I read your post. All your feed-back to me could be applied to what you
posted pretty much unchanged -- if I wanted to do that. Besides which
you offered pretty much no technical advice at all, just critiques (and
in my opinion, not very good ones -- you take my words out of context
and twist them to mean something else and then criticise that newly
created meaning, e.g., "The pulse coil gas ignitors put out a high
current, yet you say that capacitor based systems do not." No, I didn't
say that. I never mentioned gas ignitors. I never mentioned pulse
coils. You brought all of that yourself. Then you criticised the result.
You didn't respond to what I wrote, but some fantasy you created that
has perhaps a vague resemblance to my writing.)

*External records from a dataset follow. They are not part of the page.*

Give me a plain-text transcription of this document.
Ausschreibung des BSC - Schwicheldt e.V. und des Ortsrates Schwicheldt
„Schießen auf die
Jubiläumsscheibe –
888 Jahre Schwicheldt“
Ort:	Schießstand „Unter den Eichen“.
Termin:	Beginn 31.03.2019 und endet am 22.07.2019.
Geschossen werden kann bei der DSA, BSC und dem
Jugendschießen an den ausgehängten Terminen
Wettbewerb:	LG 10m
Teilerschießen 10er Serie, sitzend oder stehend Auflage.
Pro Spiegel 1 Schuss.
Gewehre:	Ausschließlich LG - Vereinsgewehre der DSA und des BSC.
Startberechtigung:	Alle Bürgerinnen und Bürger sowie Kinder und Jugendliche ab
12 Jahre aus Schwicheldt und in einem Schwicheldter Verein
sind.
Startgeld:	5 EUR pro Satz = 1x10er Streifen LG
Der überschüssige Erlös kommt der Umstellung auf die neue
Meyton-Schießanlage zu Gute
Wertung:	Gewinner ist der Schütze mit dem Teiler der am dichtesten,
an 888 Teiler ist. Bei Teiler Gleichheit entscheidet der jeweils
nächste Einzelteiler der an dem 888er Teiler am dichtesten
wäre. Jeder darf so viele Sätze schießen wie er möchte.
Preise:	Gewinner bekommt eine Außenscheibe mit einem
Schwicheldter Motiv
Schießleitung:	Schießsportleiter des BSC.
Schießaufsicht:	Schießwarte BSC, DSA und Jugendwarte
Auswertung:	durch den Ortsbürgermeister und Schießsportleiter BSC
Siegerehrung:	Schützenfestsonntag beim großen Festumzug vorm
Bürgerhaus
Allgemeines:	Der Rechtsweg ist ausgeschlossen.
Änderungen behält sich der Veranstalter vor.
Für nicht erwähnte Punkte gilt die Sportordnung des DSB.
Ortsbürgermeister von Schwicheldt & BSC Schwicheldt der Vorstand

As for assuming that I have stupidly ignored prior posts, I don't think
the evidence supports that. My news reader didn't show lots of other
replies when I replied. Of course, you, in your Gallimaufrean near-
omniscence, just missed that, I suppose.

If you (generic, not you in specific) WANT to read stupidity into a post,
you (still generic) can always find it. So, why do you (specific, not
generic) chose to do so?

I am not impressed by your criticism; I find most of it off base
and irrelevant. I do see, and thank you for pointing out, that
there were places I could have well been clearer. Perhaps I made
the assumption that all readers would have some ability at logic,
not to mention the ability to actually read what was written, both
are clearly mistakes for UseNet -- as you have made so abundantly
clear.

My apologies for stressing your understanding beyond what it could
deal with. I begin to understand how you could have lost your way
back to Gallimaufry (?sp). I hope you will recover soon from
whatever injury or illness so limited you to mere human levels.
Perhaps you will find your misplace Tardis, and return for the
medical treatment you need to return to your ordinary near-omniscience.
Since that beyond human understanding that you expect of yourself
is so clearly lacking.

Sincerely
(no illusions of beyond human competence and understanding)
Kevin
 
L

larwe

Jan 1, 1970
0
back to Gallimaufry (?sp). I hope you will recover soon from

How dare you post in c.a.e without a complete and encyclopedic
knowledge of Doctor Who? Knowledge of the Sylvester McCoy years is of
course optional, and any knowledge of the so-called followon products
after McCoy actually earns negative points; those new products are
mere merchandising with no hint or flavor of the Doctor Who mythos.
 
K

Kevin G. Rhoads

Jan 1, 1970
0
How dare you post in c.a.e without a complete and encyclopedic
knowledge of Doctor Who?

Sorry, just clueless, I guess. I really haven't considered
much past Tom Baker to be ... well anything.
 
M

msg

Jan 1, 1970
0
Kevin said:
Sorry, just clueless, I guess. I really haven't considered
much past Tom Baker to be ... well anything.

Seconded.

Regards,

Michael
 
L

larwe

Jan 1, 1970
0
Sorry, just clueless, I guess. I really haven't considered
much past Tom Baker to be ... well anything.

I doff my hat to you, sir, as a purist. There aren't enough such
people in the world.
 
T

Tom Lucas

Jan 1, 1970
0
larwe said:
How dare you post in c.a.e without a complete and encyclopedic
knowledge of Doctor Who? Knowledge of the Sylvester McCoy years is of
course optional, and any knowledge of the so-called followon products
after McCoy actually earns negative points; those new products are
mere merchandising with no hint or flavor of the Doctor Who mythos.

McCoy had the foxiest assistant (Sophie Aldred).
 
L

larwe

Jan 1, 1970
0
On May 2, 10:32 am, "Tom Lucas"
McCoy had the foxiest assistant (Sophie Aldred).

(picture me as Dogbert, waving paw) - Bah. Nicam = not the true rubber-
monsters-and-cardboard-props design philosophy of Doctor Who.

Besides, I'd back Leela in a face-off any day.